I’m great in a crisis – if you need someone stoic, calm and focused, call me.  Give me a love story, a happy ending – no matter how predictable, expressions of affection and/or appreciation and I’m an embarrassment.  Although I realize this dates me,  I cried during the last five minutes of “The Trouble With Angels” when Hayley Mills decided to become a nun.  Let’s not even talk about “The Parent Trap”, “Dumbo”…

The Trouble with Angels (film)
The Trouble with Angels (film) (Photo credit: Wikipedia)

There are other commercials airing here that press my emotional buttons too,  but Hallmark represents all of those advertisers that are thriving by making saps like me cry.  Shame on you.  I’m a mom – I don’t think you’re supposed to reduce me to tears and have me feel stupid for doing so simultaneously.  I don’t begrudge any holiday – prepackaged or otherwise – which encourages people to acknowledge their love for one another.  I’ve really been blessed with the relationships I have with my sons – and we have always been generously affectionate and articulate about our feelings for each other.  I’m completely crazy about them,  proud of the men they are, enthralled by their stories and thankful that they still want to share them with me.  I love the women they have chosen to share their journeys and relish the time I have with them too.

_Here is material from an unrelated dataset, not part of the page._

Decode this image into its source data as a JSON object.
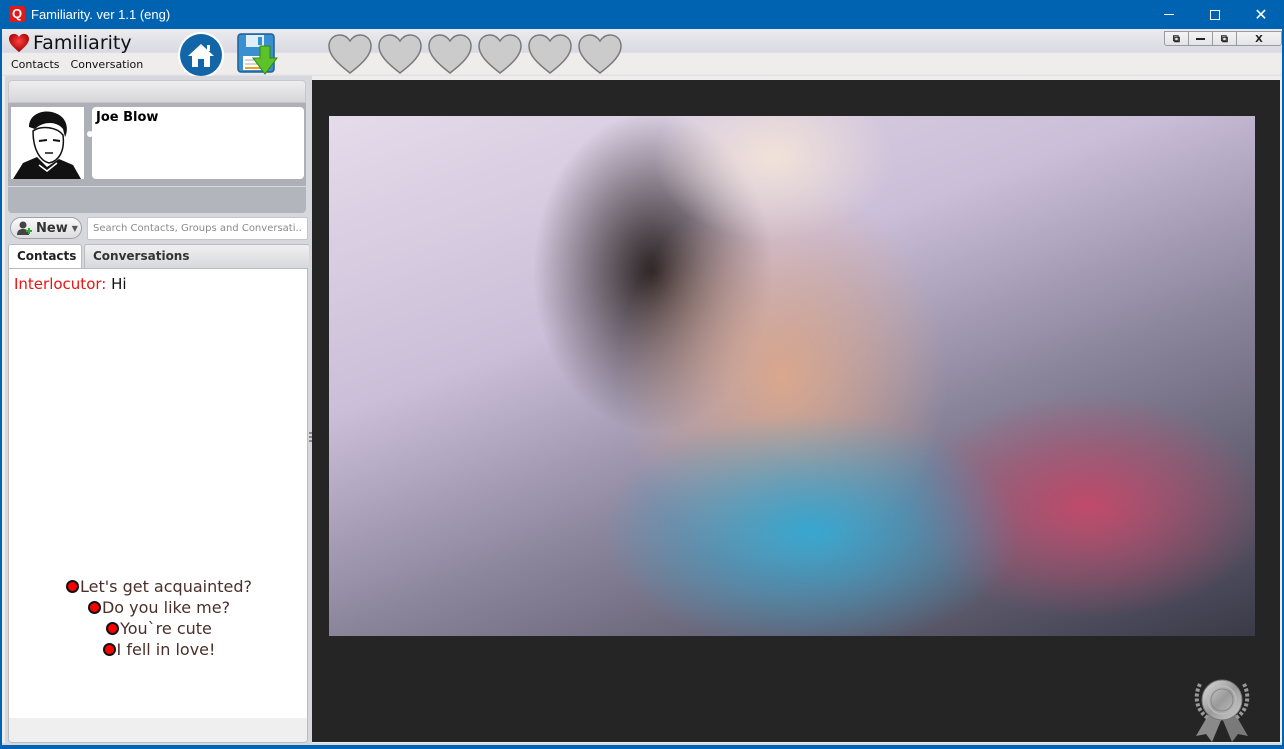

And if I’m going to cry thinking about Mother’s Day, that’s what I’d like to cry about.  This indescribable love that grabs me by the throat, the sensory memories I have of my babies after bath time, their giggles before their voices changed and their dirty jokes after their voices changed, their delight when they eclipsed me in height,  little hands hugging my neck, singing to them at night and sloppy kisses that would leave my cheeks smudged and wet…

There are thousands upon thousands of moments in a lifetime that I would rather cry over and a Hallmark commercial isn’t one of them.  Yet I have not figured out a way to steel myself from the trite advertisements for love, which in and of themselves somehow minimize what is in my heart.  So until we get past Sunday, I think I’ll leave the tv off, avoid the card store and just look forward to seeing the kids over the weekend.